Já estava bastante escuro quando, sentado à minha frente, Osvaldinho notou a aproximação casual de uma viatura da Polícia Militar, ainda nas cores antigas, ou seja, cinza e branco, uma das últimas Veraneios em uso, quase aposentada. O carro, que vinha devagar, em marcha lenta, no penoso e tedioso labor das rondas, reduziu ainda mais a velocidade, quase parando, ao circular a praça, olhando-nos com atenção.
De repente, sem aviso prévio, Osvaldinho meteu a mão no bolso da calça Lee, olhou para mim e para a irmã e disse, acendendo um explosivo, então conhecido como cabeça de negro:
— Corram!
Ficamos atônitos, eu e Viviane, sem entender bem o que ocorria, ou melhor, o que estava prestes a acontecer. Osvaldinho, de um salto, pôs-se de pé e foi em direção da viatura, com o artefato na mão. A poucos metros de distância do automóvel oficial, ele atirou para dentro dele, através de uma das janelas abertas, a máquina infernal, a qual explodiu, lindamente, com um estrondo de trovão.

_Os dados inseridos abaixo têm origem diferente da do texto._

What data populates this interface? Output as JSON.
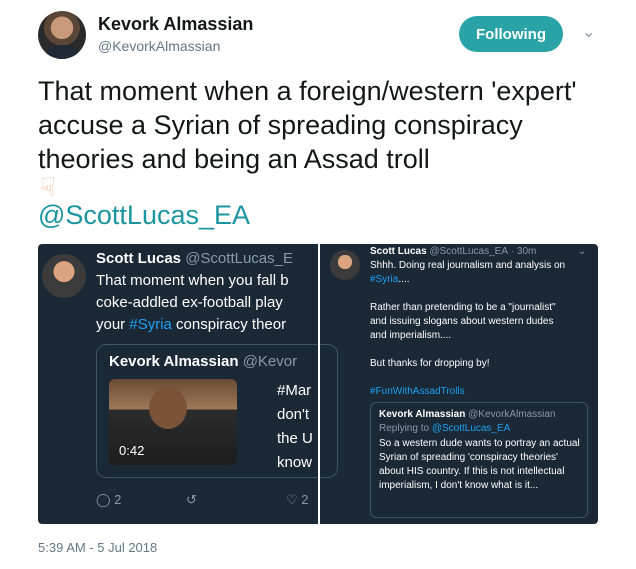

A viatura fez alto de pronto, as quatro portas se abriram de chofre e brotaram, no chão da praça, quatro árvores novas, fortes, fardadas, com longos galhos de pau nas mãos. Corri, no início, de mãos dadas com a Viviane, em direção à rua Curvelo, porém ela não corria tão depressa, o que me fez deixar o cavalheirismo de lado e largá-la para trás. O medo, naquele momento, venceu a nobreza do meu pobre caráter.
Mais tarde, seguro em casa, vim a saber que o Alcides e o Marconi haviam pagado o pato pelos demais, ficando com os respectivos lombos marcados a cassetete. É a vida: os justos sofrem pelos pecadores…
Eu dera sorte, porque, enquanto corria pela avenida do Contorno, sem olhar para trás, sem respirar, todo pernas e suor, conseguira embarcar no velho e bom Circular Um, que, meia hora depois, me colocaria a salvo, bem em frente ao Colégio Municipal, já pertinho de casa.
Fiquei um bom tempo sem voltar à praça Negrão de Lima, após o incidente, contudo Viviane me perdoou a covardia, compreendendo que eu não nascera com a fibra do pessoal da Floresta.
É engraçado, hoje, na praça, na mesma praça de sempre, ver o Osvaldinho brincando com os netos.